Because our packaging solutions are part of a closed loop system, we also guarantee they will never enter the natural environment. They are collected by retailers and supermarkets on-site and returned to us to be recycled and reused again and again, making them more resource efficient, cost-effective and environmentally friendly.

Q: What does environmental impact mean?
A: Environmental impact means a lot of different things to different people, whether it’s climate change, plastic in the ocean, soil degradation or air quality. At TrakRap, we believe that climate change is the biggest threat to our world right now and we’re on a mission to massively reduce the cost and carbon footprint of packaging for FMCG manufacturers supply the major supermarkets.

Q: Surely plastic in the ocean is a massive issue and we should get rid of it?
A: There has been an enormous backlash following the Blue Planet programme with David Attenborough, where graphic images of animals tangled in plastic have horrified the public and rightly so. But we should be very clear that this is the issue – plastics should never be out in the environment because they don’t decompose. Plastics are, however, an incredibly useful material.

Q: What is a carbon footprint?
A: A carbon footprint is the way we calculate the amount of carbon that is created in the atmosphere by every product throughout its lifecycle. From its raw materials, to the way it’s manufactured, to the way it’s transported and used, and finally the way it’s disposed of. The carbon footprint a product has is directly linked to the rate of global warming and climate change – the higher the carbon footprint, the more impact it has.

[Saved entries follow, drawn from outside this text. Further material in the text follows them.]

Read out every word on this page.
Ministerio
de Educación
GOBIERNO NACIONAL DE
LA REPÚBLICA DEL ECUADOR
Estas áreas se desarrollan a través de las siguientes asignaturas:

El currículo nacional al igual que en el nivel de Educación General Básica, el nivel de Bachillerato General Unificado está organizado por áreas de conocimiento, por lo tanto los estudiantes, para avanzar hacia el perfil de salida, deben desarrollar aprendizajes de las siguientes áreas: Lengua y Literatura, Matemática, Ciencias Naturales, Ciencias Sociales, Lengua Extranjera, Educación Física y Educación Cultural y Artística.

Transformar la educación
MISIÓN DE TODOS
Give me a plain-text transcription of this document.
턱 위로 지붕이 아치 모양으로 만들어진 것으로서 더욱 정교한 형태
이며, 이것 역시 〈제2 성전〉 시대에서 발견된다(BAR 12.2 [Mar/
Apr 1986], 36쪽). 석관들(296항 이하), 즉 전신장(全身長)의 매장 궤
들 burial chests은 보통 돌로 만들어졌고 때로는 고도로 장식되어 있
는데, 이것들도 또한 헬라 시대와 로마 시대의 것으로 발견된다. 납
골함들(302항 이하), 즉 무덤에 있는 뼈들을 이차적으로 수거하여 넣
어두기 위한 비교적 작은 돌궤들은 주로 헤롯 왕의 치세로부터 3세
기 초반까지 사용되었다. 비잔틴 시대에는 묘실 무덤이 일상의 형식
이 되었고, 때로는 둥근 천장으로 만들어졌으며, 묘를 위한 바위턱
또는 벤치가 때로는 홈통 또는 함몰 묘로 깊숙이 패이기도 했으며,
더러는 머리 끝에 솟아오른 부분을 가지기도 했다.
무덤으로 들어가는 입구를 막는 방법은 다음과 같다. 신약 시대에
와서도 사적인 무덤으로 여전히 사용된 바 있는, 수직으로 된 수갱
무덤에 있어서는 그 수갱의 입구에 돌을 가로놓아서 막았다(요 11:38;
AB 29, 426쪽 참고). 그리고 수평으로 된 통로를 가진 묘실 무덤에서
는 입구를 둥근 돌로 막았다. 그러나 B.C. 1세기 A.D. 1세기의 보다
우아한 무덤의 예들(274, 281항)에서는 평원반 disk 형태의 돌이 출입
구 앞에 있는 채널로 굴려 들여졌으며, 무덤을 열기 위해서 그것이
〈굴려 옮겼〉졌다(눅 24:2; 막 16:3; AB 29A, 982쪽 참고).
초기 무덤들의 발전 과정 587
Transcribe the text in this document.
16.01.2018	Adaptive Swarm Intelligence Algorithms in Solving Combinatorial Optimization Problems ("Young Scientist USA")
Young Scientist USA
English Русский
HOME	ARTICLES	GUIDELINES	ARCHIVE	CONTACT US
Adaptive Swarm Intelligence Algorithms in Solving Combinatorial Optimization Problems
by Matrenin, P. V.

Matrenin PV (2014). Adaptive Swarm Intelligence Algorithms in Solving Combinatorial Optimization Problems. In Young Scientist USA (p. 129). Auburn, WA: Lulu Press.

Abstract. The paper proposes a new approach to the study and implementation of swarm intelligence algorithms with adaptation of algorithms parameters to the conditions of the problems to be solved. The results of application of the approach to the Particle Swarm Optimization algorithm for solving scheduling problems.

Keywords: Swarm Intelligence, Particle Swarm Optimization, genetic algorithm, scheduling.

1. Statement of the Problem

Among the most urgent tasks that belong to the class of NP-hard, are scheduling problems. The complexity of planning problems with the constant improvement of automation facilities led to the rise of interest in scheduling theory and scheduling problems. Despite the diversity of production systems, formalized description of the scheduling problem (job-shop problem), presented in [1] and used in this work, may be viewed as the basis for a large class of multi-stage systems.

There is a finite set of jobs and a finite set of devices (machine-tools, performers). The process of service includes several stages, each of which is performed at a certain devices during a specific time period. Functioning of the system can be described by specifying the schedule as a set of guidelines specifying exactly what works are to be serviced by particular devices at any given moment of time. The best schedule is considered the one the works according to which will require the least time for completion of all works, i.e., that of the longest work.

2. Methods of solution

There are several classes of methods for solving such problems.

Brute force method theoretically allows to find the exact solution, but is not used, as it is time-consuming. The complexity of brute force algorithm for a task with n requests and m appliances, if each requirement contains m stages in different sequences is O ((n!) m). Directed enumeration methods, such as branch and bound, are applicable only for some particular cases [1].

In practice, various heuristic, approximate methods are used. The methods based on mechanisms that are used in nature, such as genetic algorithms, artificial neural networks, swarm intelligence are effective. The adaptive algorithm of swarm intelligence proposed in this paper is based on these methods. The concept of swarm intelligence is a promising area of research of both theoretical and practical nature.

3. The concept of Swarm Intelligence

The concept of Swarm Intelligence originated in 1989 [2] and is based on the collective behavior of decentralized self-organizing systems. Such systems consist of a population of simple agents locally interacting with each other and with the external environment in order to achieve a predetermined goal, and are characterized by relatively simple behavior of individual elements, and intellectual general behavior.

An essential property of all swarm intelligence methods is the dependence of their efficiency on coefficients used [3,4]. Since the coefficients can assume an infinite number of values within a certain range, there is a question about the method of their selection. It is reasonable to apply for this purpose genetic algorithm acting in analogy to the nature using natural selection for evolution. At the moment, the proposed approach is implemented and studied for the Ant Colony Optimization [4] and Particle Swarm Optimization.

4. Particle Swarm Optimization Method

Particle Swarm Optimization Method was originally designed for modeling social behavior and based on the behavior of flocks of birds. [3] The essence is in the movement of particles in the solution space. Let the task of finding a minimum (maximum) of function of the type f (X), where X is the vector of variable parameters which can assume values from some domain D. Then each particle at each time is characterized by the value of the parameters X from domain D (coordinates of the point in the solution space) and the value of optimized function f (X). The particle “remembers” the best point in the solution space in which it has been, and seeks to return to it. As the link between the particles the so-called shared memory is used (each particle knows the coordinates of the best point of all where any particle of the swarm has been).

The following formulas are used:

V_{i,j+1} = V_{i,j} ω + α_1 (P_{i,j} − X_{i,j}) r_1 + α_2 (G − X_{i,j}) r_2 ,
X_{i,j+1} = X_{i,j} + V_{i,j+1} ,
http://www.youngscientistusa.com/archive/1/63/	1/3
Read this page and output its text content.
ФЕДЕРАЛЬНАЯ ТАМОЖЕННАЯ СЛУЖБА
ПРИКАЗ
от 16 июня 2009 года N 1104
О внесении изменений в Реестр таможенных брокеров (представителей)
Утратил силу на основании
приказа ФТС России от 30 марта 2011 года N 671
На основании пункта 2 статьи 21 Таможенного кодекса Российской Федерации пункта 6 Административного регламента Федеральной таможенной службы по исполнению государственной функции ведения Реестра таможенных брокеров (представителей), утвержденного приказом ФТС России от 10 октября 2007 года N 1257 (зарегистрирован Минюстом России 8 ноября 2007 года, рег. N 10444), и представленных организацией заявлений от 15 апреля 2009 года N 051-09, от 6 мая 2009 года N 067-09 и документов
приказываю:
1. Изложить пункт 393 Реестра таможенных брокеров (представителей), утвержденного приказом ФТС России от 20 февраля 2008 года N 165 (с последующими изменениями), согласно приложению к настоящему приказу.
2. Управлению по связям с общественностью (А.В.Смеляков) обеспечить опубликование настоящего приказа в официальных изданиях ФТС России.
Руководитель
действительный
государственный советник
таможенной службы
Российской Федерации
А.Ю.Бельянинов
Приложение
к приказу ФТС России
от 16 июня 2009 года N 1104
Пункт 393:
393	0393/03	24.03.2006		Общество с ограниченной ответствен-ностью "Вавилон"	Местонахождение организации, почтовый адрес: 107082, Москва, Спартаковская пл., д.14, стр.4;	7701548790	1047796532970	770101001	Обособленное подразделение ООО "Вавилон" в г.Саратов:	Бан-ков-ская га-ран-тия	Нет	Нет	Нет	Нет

Q: Which has a higher carbon footprint – cardboard or plastic?
A: Per gram, plastic has about a 5x higher carbon footprint than cardboard, but plastic is incredibly strong so you can use a lot less of it! For a typical supermarket pack, a cardboard box emits around 184Kg CO2e per 1,000 packs. If we remove the cardboard and replace it with traditional shrink wrap, this reduces to 53Kg CO2e per 1,000 packs. The TrakRap solution reduces this further still to 16Kg CO2e per 1,000 packs, and if we can get the film back to recycle, it reduces to 6Kg CO2e per 1,000 packs. That’s a massive 96% reduction.

Q: What’s the issue with plastic then?
A: Plastic has a lower carbon footprint than cardboard to do the same job. The issue with plastic is how we stop it getting out into the natural environment and recycle it instead. If we can resolve this, the benefits that plastic has in reducing carbon emissions and keeping food fresh, at very low cost issue, then plastic becomes an incredibly useful material.

Q: So, how do we stop plastic getting out into the natural environment?
A: On a wider scale this remains a big issue. A lot needs to be done with our recycling infrastructure to collect, segregate and recycle plastic. For Trakrap we are taking responsibility for our own plastic and ensuring is doesn’t get out into the environment. We are fortunate that nearly all of our film come off in the supermarket, so we can work with the supermarkets to ensure it never comes out of a “closed loop”.

Q: How are you stopping your plastic impacting on the environment?
A: Firstly, we’re reducing the amount of plastic used. Because we use cold wrap technology, we can use thin films that allow us to reduce the amount of plastic we use typically by around 70%. Secondly we are using a “Good Plastic”. Linear Low Density Polyethylene (LLDPE) can be recycled many times, ours is a particularly pure form of LLDPE, with long carbon chains C6 and C8 that is very valuable for recycling. Thirdly, we have created a bespoke slightly green colour, called “Greenrap” to our film so that colleagues removing it in store can easily identify it as “Good Plastic” that needs to be recycled. Fourthly and finally we are offering the Supermarkets a “Greensac” to put the film in and send back to us for free. So, simply put the “Greenrap” in the “Greensac” and return to “Trakrap” where it will be recycled many times.

Q: What help do you need?
A: We need supermarkets to start understanding that that getting rid of plastic may be more harmful than keeping it and that contributing to Climate Change by moving to plastic is a worse option than simply dealing with the issue and recycling plastic responsibly.